Quero ter um ou uma grande vereadora para o espaço público, para tudo o que são estes problemas da cidade. Tem de ser alguém com experiência, que ponha a cidade a brilhar.

Tomada ou anunciada?
Tomada e anunciada. Porque, temos de entregar as listas no tribunal. Mas há tópicos que estão decididos na minha cabeça e há um que eu acho que é muito importante: quero ter um grande ou uma grande vereadora para o espaço público, para a higiene urbana, para tudo o que são estes problemas da cidade. Tem de ser alguém com mão nisso, com experiência, por isso estou a analisar quem pode ter essa incumbência sempre de pôr a cidade a brilhar. Isso para mim é muito importante, porque são essas pequenas grandes coisas que fazem a cidade. Fizemos um grande caminho, difícil, mas agora precisamos aqui de um empurrão, e para isso é preciso ter um grande fazedor.

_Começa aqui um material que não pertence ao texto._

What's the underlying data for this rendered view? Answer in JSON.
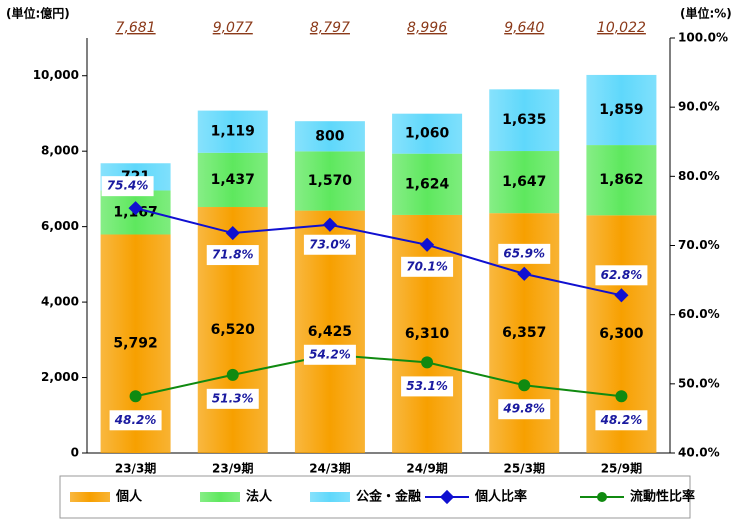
{
  "chart_data": {
    "type": "bar",
    "categories": [
      "23/3期",
      "23/9期",
      "24/3期",
      "24/9期",
      "25/3期",
      "25/9期"
    ],
    "unit_label": "(単位:億円)",
    "unit_label_y2": "(単位:%)",
    "series": [
      {
        "name": "個人",
        "color": "#f7a000",
        "values": [
          5792,
          6520,
          6425,
          6310,
          6357,
          6300
        ],
        "value_labels": [
          "5,792",
          "6,520",
          "6,425",
          "6,310",
          "6,357",
          "6,300"
        ]
      },
      {
        "name": "法人",
        "color": "#5ee85e",
        "values": [
          1167,
          1437,
          1570,
          1624,
          1647,
          1862
        ],
        "value_labels": [
          "1,167",
          "1,437",
          "1,570",
          "1,624",
          "1,647",
          "1,862"
        ]
      },
      {
        "name": "公金・金融",
        "color": "#5fd8fb",
        "values": [
          721,
          1119,
          800,
          1060,
          1635,
          1859
        ],
        "value_labels": [
          "721",
          "1,119",
          "800",
          "1,060",
          "1,635",
          "1,859"
        ]
      },
      {
        "name": "個人比率",
        "type": "line",
        "axis": "y2",
        "color": "#1010d0",
        "values": [
          75.4,
          71.8,
          73.0,
          70.1,
          65.9,
          62.8
        ],
        "value_labels": [
          "75.4%",
          "71.8%",
          "73.0%",
          "70.1%",
          "65.9%",
          "62.8%"
        ]
      },
      {
        "name": "流動性比率",
        "type": "line",
        "axis": "y2",
        "color": "#108a10",
        "values": [
          48.2,
          51.3,
          54.2,
          53.1,
          49.8,
          48.2
        ],
        "value_labels": [
          "48.2%",
          "51.3%",
          "54.2%",
          "53.1%",
          "49.8%",
          "48.2%"
        ]
      }
    ],
    "totals": [
      7681,
      9077,
      8797,
      8996,
      9640,
      10022
    ],
    "totals_labels": [
      "7,681",
      "9,077",
      "8,797",
      "8,996",
      "9,640",
      "10,022"
    ],
    "ylim": [
      0,
      11000
    ],
    "yticks": [
      0,
      {
        "value": 2000,
        "label": "2,000"
      },
      {
        "value": 4000,
        "label": "4,000"
      },
      {
        "value": 6000,
        "label": "6,000"
      },
      {
        "value": 8000,
        "label": "8,000"
      },
      {
        "value": 10000,
        "label": "10,000"
      }
    ],
    "y2lim": [
      40,
      100
    ],
    "y2ticks": [
      {
        "value": 40,
        "label": "40.0%"
      },
      {
        "value": 50,
        "label": "50.0%"
      },
      {
        "value": 60,
        "label": "60.0%"
      },
      {
        "value": 70,
        "label": "70.0%"
      },
      {
        "value": 80,
        "label": "80.0%"
      },
      {
        "value": 90,
        "label": "90.0%"
      },
      {
        "value": 100,
        "label": "100.0%"
      }
    ]
  }
}
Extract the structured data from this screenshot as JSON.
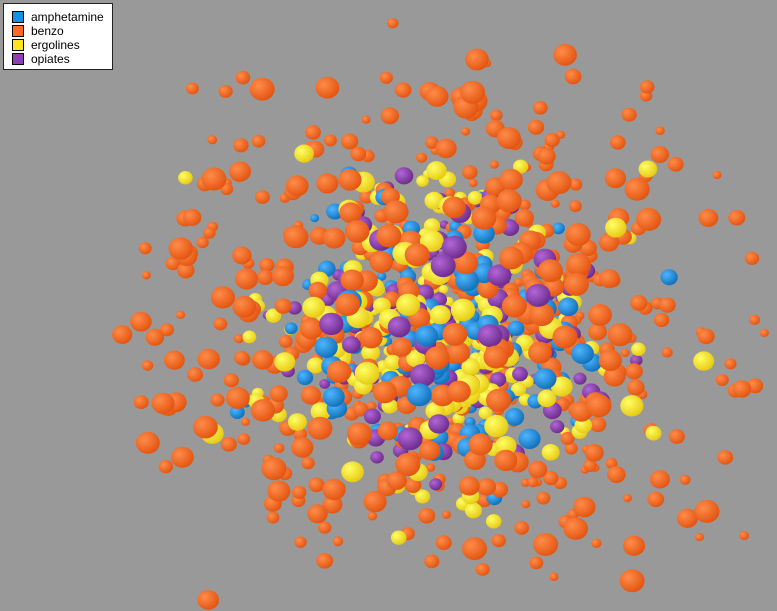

Se não vencer as eleições, ficará como vereador?
Eu dediquei-me estes quatro anos, as pessoas conhecem-me. O meu objetivo é aumentar o número de votos. É esse o meu foco. Eu sou presidente da Câmara e quero continuar presidente da Câmara, com toda a humildade. As eleições são a voz das pessoas, mas é aquilo que sinto na rua, é essa continuação que as pessoas me pedem. Acredito que as pessoas hoje estão mais conscientes do meu trabalho e querem dar-me mais instrumentos. Para mim, o objetivo é ganhar, e obviamente quanto mais votos melhor, mais capacidade terei para resolver os assuntos das pessoas.